Scotland Yard greift ein
Der dicke Kerl stand mit einer Schrotflinte im Anschlag im Hausgang. «Na, komm schon, du Früchtchen eines Seitensprungs, wir bringen dich auf eine unbekannte Insel, bis die Erbsache geregelt ist.» – «Du sollt nichts plaudern, Onkelchen. Überlass das Reden bitte mir», murmelte Selma. Als sie auf die Strasse kamen, schaute Selma nach links und rechts und fragte hysterisch: «Wo hast du unseren Panzerwagen abgestellt, Schwachkopf?» – «Genau vor der Tür, Schätzchen.» – «Unter diesem Anhalteverbot?» – «Wer kümmert sich um blöde Tafeln?» – «Die Polizei, Mister O’Malley», antwortete überraschend Kommissar 008 und spielte mit seiner golden glänzenden Pistole.
Aus dem Nebenausgang kamen drei Polizisten mit Maschinenpistolen gerannt. «Legen Sie alle sofort ihre Waffen auf den Boden und stehen Sie an die Hauswand.» Selma und der Onkel landeten im Untersuchungsgefängnis, Eva und der befreite Richard auf dem Kommissariat. Kommissar 008 empfing sie freundlich und meinte augenzwinkernd: «Wir nehmen an, dass ihr alter Revolver nur der Notwehr diente, Frau Eva Winzer.» – «Ja, sicher, und der Abzug ist so verrostet, dass er klemmt. Aber woher wussten sie, dass wir in Gefahr waren?»
«Der Anwalt Ihres verstorbenen Vaters informierte uns vor einiger Zeit, dass gewisse Angehörige so geldgierig seien, dass sie wohl vor nichts zurückschrecken würden und man sie besser überwache, bevor etwas passiere. Wir haben darauf die Handys abgehört und alle beschattet.» – «Uff, da haben wir ja mal Glück gehabt. Vielen Dank den Lebensrettern!» Nachdem Eva ihre Erlebnisse zu Protokoll gegeben hatte, gingen sie und Richard zum Erbschaftsverwalter.
Dieser eröffnete ihnen, das Testament sehe, grob gesagt, vor, dass die Gattin des Verstorbenen die Villa und das Gestüt erbe, die Mutter von Eva das luxuriöse Ferienchalet in Gstaad und Eva die Bank sowie weitere Vermögenswerte.
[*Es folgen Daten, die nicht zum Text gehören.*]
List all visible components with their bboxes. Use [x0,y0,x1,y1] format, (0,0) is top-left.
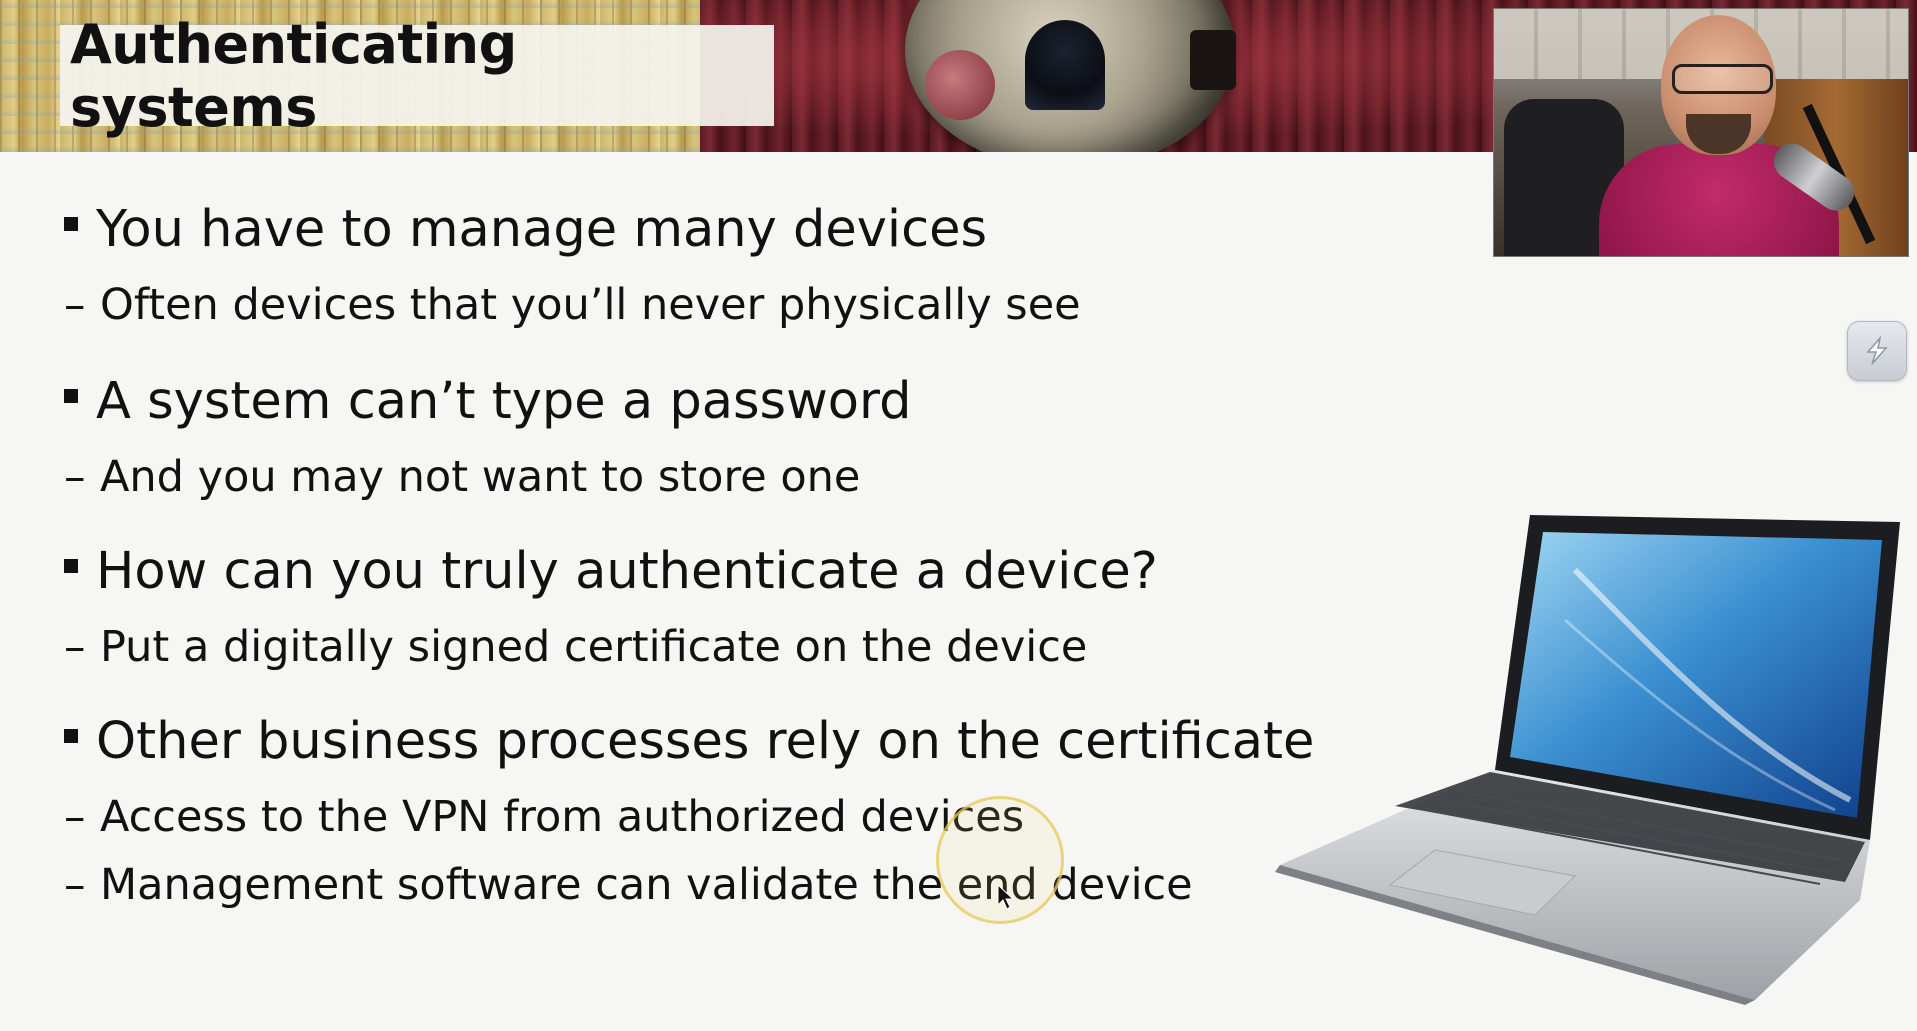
bullet-3: How can you truly authenticate a device? [64,542,1158,601]
sub-bullet-4-1: – Access to the VPN from authorized devic… [64,792,1025,842]
sub-bullet-2-1: – And you may not want to store one [64,452,861,502]
mouse-cursor-icon [997,884,1015,910]
sub-bullet-3-1: – Put a digitally signed certificate on t… [64,622,1088,672]
sub-bullet-1-1: – Often devices that you’ll never physica… [64,280,1081,330]
snip-tool-icon [1866,335,1888,365]
presenter-webcam [1493,8,1909,257]
title-box: Authenticating systems [60,13,774,139]
bullet-2: A system can’t type a password [64,372,911,431]
lock-image [905,0,1236,152]
bullet-4: Other business processes rely on the cer… [64,712,1314,771]
bullet-square-icon [64,389,78,403]
keyhole [1025,20,1105,110]
bullet-square-icon [64,217,78,231]
slide-title: Authenticating systems [70,12,517,139]
snip-tool-button[interactable] [1847,321,1907,381]
bullet-square-icon [64,559,78,573]
bullet-square-icon [64,729,78,743]
laptop-illustration [1275,515,1900,1005]
bullet-1: You have to manage many devices [64,200,987,259]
Selma und ihr Onkel gingen leer aus, weil sie den Verstorbenen mehrmals betrogen hätten. Ans Erbe von Eva sei die Bedingung geknüpft, dass sie die Bank nicht verkaufe. Der Jahresgewinn hingegen gehöre zur Hälfte ihr. Mit der anderen Hälfte solle sie eine Stiftung gründen, die ökologische Projekte unterstütze. Eva war glücklich und beschloss, zusammen mit Richard die grüne Stiftung zu führen und für die Leitung der Bank den bisherigen CEO einzusetzen. Erst jetzt konnte Eva um ihren vergifteten Vater trauern.
Happy End!
Eva und Richard spazierten der englischen Küste entlang. «Dieser Ausflug war eine tolle Idee, Eva! Ich glaube, ich habe mich von den Strapazen wieder erholt.» Eva antwortete nicht, sondern zog eine kleine Schachtel aus ihrem Rucksack. Richard erstarrte. Sie kniete theatralisch vor ihm auf den Boden. «Richard Greenfield, willst du mich heiraten, lieben und ehren und meinen Nachnamen annehmen, bis dass der Tod uns scheidet?» Richard erwachte aus seiner Starre, umarmte und küsste sie stürmisch. «Na klar!» Doch auf einmal hielt er inne und runzelte die Stirn. «Eine Bedingung habe ich allerdings.» – «Welche denn?», fragte Eva verwirrt. Ein schelmisches Lächeln breitete sich auf Richards Gesicht aus. «Ich will natürlich einen Ehevertrag!»